Chapter I

610 6 6
                                    

Another story of Taylor Squared. Melihat kisah mereka dengan imajinasiku. Untuk mencegah rasa bingung aku sengaja mengubah nama dengan nama tengah mereka. Alison atau Ally untuk Taylor Swift dan Daniel atau Dan untuk Taylor Lautner. Bukannya lancang tapi memang menceritakan kisah mereka dengan prospektifku sendiri. Banyak dari cerita ini tidak sesuai fakta yang ada walaupun secara garis besar memang tentang Taylor Squared. Happy reading ;)

Regards, C

---------

Melihat wanita setengah baya muncul dihadapanku menandakan kalau aku tidak berhasil, lagi. Aku melakukan segala hal yang bisa kulakukan untuk menyadarkan gadis itu kalau perasaanku padanya sangat dalam. Berkali kali aku menelepon dan mengiriminya pesan tapi dia tidak pernah menjawabnya. Aku datang langsung ke rumahnya tapi dia tidak pernah ada di rumah dengan alasan yang bermacam-macam. Kali ini aku bahkan bertanya langsung pada ibunya tapi dia tidak pernah membicarakan apapun dengan ibunya. Hal ini membuatku benar- benar  bingung. Apa salahku hingga dia mengakhiri hubungan kami secara tiba-tiba.

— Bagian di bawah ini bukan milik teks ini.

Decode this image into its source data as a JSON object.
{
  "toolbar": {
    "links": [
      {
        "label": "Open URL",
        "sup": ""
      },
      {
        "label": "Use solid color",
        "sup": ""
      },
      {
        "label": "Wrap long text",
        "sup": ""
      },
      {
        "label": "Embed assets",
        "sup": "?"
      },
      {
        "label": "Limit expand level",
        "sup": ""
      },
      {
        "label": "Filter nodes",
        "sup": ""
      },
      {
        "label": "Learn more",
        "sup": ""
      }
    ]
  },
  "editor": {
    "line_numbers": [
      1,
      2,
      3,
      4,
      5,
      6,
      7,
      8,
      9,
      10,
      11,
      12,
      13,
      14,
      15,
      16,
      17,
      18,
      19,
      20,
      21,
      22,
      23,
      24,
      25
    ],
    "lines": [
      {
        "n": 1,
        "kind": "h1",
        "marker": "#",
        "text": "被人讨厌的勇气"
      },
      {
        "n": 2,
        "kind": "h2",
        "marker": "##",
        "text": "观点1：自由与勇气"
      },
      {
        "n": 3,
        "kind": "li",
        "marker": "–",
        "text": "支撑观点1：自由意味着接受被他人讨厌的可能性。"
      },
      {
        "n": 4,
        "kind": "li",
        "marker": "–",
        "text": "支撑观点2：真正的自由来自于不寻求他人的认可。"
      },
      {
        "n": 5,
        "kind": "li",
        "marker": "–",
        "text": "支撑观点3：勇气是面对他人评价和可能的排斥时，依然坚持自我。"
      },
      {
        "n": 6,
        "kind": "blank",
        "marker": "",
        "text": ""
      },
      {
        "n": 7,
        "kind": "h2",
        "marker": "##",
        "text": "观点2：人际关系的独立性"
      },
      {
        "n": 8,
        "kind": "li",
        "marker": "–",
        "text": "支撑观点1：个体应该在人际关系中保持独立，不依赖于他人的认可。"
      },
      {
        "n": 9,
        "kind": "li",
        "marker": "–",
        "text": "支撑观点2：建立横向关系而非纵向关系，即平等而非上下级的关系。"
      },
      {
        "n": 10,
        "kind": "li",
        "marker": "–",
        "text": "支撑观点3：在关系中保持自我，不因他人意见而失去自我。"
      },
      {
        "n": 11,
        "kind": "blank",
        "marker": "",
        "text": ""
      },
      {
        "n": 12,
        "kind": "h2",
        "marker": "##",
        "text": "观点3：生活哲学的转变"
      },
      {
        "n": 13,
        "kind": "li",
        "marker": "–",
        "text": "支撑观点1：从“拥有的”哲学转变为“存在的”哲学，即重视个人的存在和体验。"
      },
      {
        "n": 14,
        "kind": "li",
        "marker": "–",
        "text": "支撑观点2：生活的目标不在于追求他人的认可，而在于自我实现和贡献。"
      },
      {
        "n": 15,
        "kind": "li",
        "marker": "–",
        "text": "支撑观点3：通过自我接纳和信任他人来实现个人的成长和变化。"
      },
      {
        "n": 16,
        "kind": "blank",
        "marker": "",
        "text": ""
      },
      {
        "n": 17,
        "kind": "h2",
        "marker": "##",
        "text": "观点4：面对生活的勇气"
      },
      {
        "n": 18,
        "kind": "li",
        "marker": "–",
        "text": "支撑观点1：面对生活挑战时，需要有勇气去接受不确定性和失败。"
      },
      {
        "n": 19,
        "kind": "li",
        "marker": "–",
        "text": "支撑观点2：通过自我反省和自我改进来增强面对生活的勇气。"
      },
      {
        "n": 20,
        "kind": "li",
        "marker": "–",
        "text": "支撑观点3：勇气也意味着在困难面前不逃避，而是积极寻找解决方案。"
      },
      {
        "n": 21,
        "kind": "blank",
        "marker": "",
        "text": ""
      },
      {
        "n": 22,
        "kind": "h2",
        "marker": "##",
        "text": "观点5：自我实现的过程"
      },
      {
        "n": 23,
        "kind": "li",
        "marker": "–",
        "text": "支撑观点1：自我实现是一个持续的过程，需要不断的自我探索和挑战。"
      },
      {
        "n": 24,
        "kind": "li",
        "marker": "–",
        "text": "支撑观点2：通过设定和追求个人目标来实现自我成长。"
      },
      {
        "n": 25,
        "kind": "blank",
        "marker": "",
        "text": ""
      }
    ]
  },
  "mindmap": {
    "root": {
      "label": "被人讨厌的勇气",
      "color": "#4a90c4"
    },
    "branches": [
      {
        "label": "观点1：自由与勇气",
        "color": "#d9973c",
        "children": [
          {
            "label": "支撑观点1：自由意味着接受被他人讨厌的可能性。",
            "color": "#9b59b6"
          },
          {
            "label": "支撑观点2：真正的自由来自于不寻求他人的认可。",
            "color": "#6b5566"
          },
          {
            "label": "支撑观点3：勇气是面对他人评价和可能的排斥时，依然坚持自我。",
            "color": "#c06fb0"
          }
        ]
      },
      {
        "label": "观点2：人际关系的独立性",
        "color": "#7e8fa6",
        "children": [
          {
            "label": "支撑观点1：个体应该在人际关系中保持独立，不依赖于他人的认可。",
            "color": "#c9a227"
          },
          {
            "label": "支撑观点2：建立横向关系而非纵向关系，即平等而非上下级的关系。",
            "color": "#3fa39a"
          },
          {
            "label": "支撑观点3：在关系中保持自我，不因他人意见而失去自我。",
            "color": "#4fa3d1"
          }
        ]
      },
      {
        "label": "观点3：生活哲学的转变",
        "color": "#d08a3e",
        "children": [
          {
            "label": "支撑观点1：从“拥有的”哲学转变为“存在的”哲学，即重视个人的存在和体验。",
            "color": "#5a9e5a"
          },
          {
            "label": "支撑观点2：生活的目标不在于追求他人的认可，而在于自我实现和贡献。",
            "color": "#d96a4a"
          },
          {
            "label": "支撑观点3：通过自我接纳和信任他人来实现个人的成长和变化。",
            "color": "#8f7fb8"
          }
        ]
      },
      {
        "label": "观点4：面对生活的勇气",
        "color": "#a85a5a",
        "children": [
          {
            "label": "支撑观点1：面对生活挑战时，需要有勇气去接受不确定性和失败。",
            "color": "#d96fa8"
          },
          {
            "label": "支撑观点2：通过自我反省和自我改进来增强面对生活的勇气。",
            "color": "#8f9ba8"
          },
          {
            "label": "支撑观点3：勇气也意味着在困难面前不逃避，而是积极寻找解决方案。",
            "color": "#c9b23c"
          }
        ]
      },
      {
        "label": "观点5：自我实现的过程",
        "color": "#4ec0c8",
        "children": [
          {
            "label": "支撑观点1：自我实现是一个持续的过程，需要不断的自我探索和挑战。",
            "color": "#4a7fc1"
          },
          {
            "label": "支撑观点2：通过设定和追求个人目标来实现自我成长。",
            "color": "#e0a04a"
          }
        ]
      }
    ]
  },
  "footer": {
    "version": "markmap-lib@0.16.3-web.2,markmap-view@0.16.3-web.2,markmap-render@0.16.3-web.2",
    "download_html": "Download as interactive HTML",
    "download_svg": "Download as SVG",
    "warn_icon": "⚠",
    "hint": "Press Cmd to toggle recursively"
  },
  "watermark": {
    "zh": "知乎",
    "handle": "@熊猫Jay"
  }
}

Awalnya semua tampak sempurna. Ketika aku pertama kali menjatuhkan mataku padanya, aku terpesona. Rambut pirang dan biru matanya membuatku berpikir tentang matahari dilangit yang cerah. Senyum lebar dan gerakan canggungnya menyadarkanku jika dia tidak berpura-pura. Kami berkenalan dan saling mengenal lebih jauh hingga kami berdua sepakat menjalin hubungan spesial. Saat itu aku merasa sangat beruntung jadi aku memperlakukannya sebaik yang bisa kulakukan. Aku berusaha menepati seluruh janji, menghiburnya ketika sedih atau sekedar menelepon bagaimana kabarnya. Sayangnya itu tidak menjamin kalau dia akan tetap bersamaku. 2 hari sebelum malam natal dia menelepon untuk memintaku menemuinya. Aku tidak menyangka jika dia akan memutuskanku dengan alasan omong kosong bahwa keputusan itu yang terbaik untuk mereka berdua. Seharusnya dia memberikanku kesempatan untuk memilih keputusan mana yang terbaik untukku sendiri.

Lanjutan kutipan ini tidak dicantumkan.